Michigan Athletics Director David Brandon found him talking football at the first day of the Big Ten meetings in Chicago. In this case, the talk centered on scheduling and the impending college football playoff.
Brandon pointed out that scheduling for football isn't like basketball, when non-conference slates can be set just months before the games are played. In that sport, how teams are shaping up for the following year is well known.
"In football, when you start scheduling out two, three, four years, you have no clue," Brandon said. "You don't know who the coach is going to be. You don't know who the strong teams are."

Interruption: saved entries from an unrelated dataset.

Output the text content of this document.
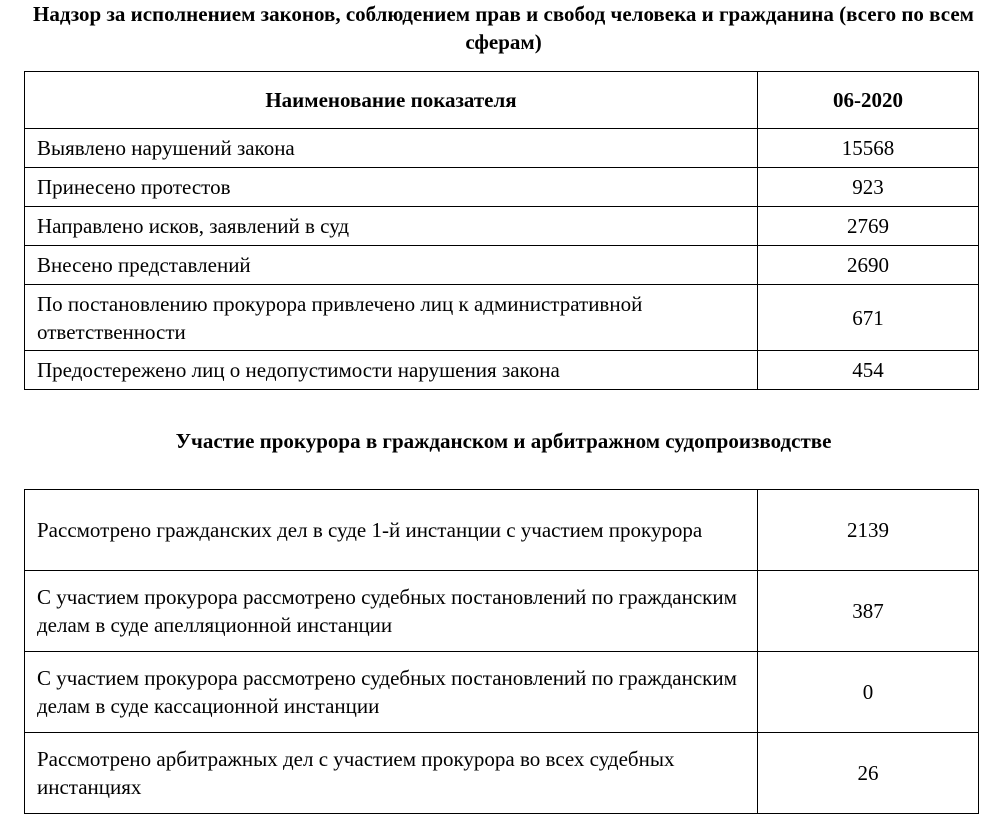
Надзор за исполнением законов, соблюдением прав и свобод человека и гражданина (всего по всем сферам)
Наименование показателя	06-2020
Выявлено нарушений закона	15568
Принесено протестов	923
Направлено исков, заявлений в суд	2769
Внесено представлений	2690
По постановлению прокурора привлечено лиц к административной ответственности	671
Предостережено лиц о недопустимости нарушения закона	454
Участие прокурора в гражданском и арбитражном судопроизводстве
Рассмотрено гражданских дел в суде 1-й инстанции с участием прокурора	2139
С участием прокурора рассмотрено судебных постановлений по гражданским делам в суде апелляционной инстанции	387
С участием прокурора рассмотрено судебных постановлений по гражданским делам в суде кассационной инстанции	0
Рассмотрено арбитражных дел с участием прокурора во всех судебных инстанциях	26
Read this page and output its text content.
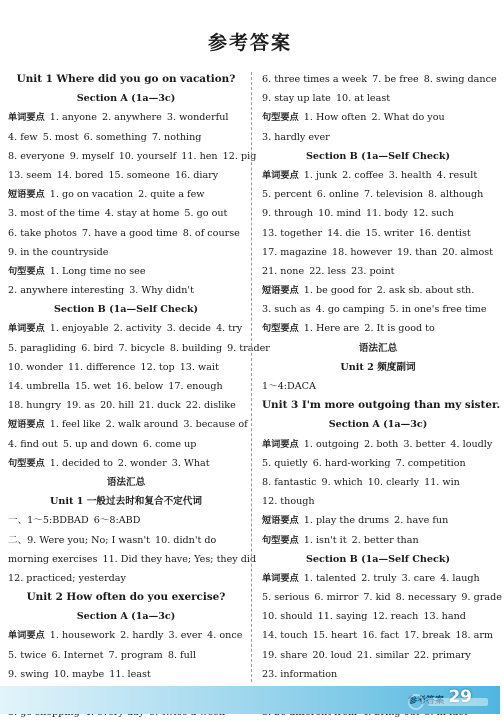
参考答案
Unit 1 Where did you go on vacation?
Section A (1a—3c)
单词要点 1. anyone 2. anywhere 3. wonderful
4. few 5. most 6. something 7. nothing
8. everyone 9. myself 10. yourself 11. hen 12. pig
13. seem 14. bored 15. someone 16. diary
短语要点 1. go on vacation 2. quite a few
3. most of the time 4. stay at home 5. go out
6. take photos 7. have a good time 8. of course
9. in the countryside
句型要点 1. Long time no see
2. anywhere interesting 3. Why didn't
Section B (1a—Self Check)
单词要点 1. enjoyable 2. activity 3. decide 4. try
5. paragliding 6. bird 7. bicycle 8. building 9. trader
10. wonder 11. difference 12. top 13. wait
14. umbrella 15. wet 16. below 17. enough
18. hungry 19. as 20. hill 21. duck 22. dislike
短语要点 1. feel like 2. walk around 3. because of
4. find out 5. up and down 6. come up
句型要点 1. decided to 2. wonder 3. What
语法汇总
Unit 1 一般过去时和复合不定代词
一、1～5:BDBAD 6～8:ABD
二、9. Were you; No; I wasn't 10. didn't do
morning exercises 11. Did they have; Yes; they did
12. practiced; yesterday
Unit 2 How often do you exercise?
Section A (1a—3c)
单词要点 1. housework 2. hardly 3. ever 4. once
5. twice 6. Internet 7. program 8. full
9. swing 10. maybe 11. least
6. three times a week 7. be free 8. swing dance
9. stay up late 10. at least
句型要点 1. How often 2. What do you
3. hardly ever
Section B (1a—Self Check)
单词要点 1. junk 2. coffee 3. health 4. result
5. percent 6. online 7. television 8. although
9. through 10. mind 11. body 12. such
13. together 14. die 15. writer 16. dentist
17. magazine 18. however 19. than 20. almost
21. none 22. less 23. point
短语要点 1. be good for 2. ask sb. about sth.
3. such as 4. go camping 5. in one's free time
句型要点 1. Here are 2. It is good to
语法汇总
Unit 2 频度副词
1～4:DACA
Unit 3 I'm more outgoing than my sister.
Section A (1a—3c)
单词要点 1. outgoing 2. both 3. better 4. loudly
5. quietly 6. hard-working 7. competition
8. fantastic 9. which 10. clearly 11. win
12. though
短语要点 1. play the drums 2. have fun
句型要点 1. isn't it 2. better than
Section B (1a—Self Check)
单词要点 1. talented 2. truly 3. care 4. laugh
5. serious 6. mirror 7. kid 8. necessary 9. grade
10. should 11. saying 12. reach 13. hand
14. touch 15. heart 16. fact 17. break 18. arm
19. share 20. loud 21. similar 22. primary
23. information
参考答案 29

"You tend to go by brands, by tradition. I don't know how Oklahoma is going to be several years into the future. I just think they're going to be good, and it's going to be an exciting match-up. They're probably saying the same thing about us."
Michigan doesn't take on Oklahoma until 2025 and 2026, so plenty can change with both programs between now and then. They're still two historically elite football schools, though, and Brandon wants to add non-conference opponents with a decent track record.
"When we scheduled BYU, when we scheduled Oregon State, when we scheduled Colorado, when we scheduled UCLA, what we're basically saying is, those are storied programs that have had great success in football, that we think will make interesting match-ups," he said.
"Now, what the lines will be on those games when we get to those seasons, who the heck knows? We hope they'll be really interesting games and fun games for our kids, and in some cases, great campuses for our kids to visit."
Brandon expressed some frustration over the tepid Michigan fan response to Utah, team ranked in the top 20 in several pre-season prognostications.
"The Utah thing kind of drives me nuts," Brandon said. "As we look at our ticket sales for this season, Utah is kind of being treated like a ho-hum non-conference game. That's a good football team. It's a well-coached football team. We've been 1-1 against them in our most recent two games. Bringing them to Michigan Stadium, we feel, is a really, really challenging game.
"Next year, for our kids to travel into the Wasatch Mountains and play on that campus and in that stadium
believe me, they know how to put on football games. That's a terrific opportunity for our fans. We've probably got a lot of fans who have never visited Salt Lake City."
That trip to Utah features a Thursday night game, an event in which Michigan hasn't previously participated. The Michigan AD isn't opposed to such a game, obviously.
He just doesn't anticipate it happening at Michigan Stadium.
"We don't mind doing Thursday night or Friday night on the road," Brandon said. "We don't want to do it in Ann Arbor. We're working on, right now, another game that would be a lead-off game that would be on the road, that would potentially fall into that same category.
"We try to make it interesting. We try to make it highly competitive. We try to give our kids an opportunity to play teams and go places they otherwise wouldn't go, and keep our fans connected with the program."
Schedule will certainly impact the coming four-team playoff. Brandon can't anticipate how schedule will weigh with the committee selecting the teams, at least compared to a loss or two, but he insists Michigan will err on the side of strong slates.
"We have to play this out and see," Brandon said. "How long is it going to take before a one-loss team gets into that four-team playoff? Will that selection committee look past that double-overtime loss by a field goal from an undefeated team, or will that loss be the death blow? Who knows? We haven't been through this before.
"Before you know it, there will be the two-loss argument. Is that two-loss team better than this undefeated team over there? That's why the controversy isn't going away. It's just shifted to a different argument."
"Our view, though, is that you can't get there unless your schedule is formidable. So our view is, when we're filling these non-conference games, you can see every time we announce one, we're scheduling up.
"That's going to make it tougher on our kids. It's going to be tougher on our coaches. But it's the nature of the beast."
One aspect of the new schedules, Brandon pointed out, does work in everyone's favor when putting together stronger schedules.
"I really applaud and like these seasons where we've got two bye weeks," he said. "That really can encourage scheduling up. When you get those two bye weeks, you get a way to rest your kids up a little bit, one early and one later. That's perfect. I'd like to see that every year."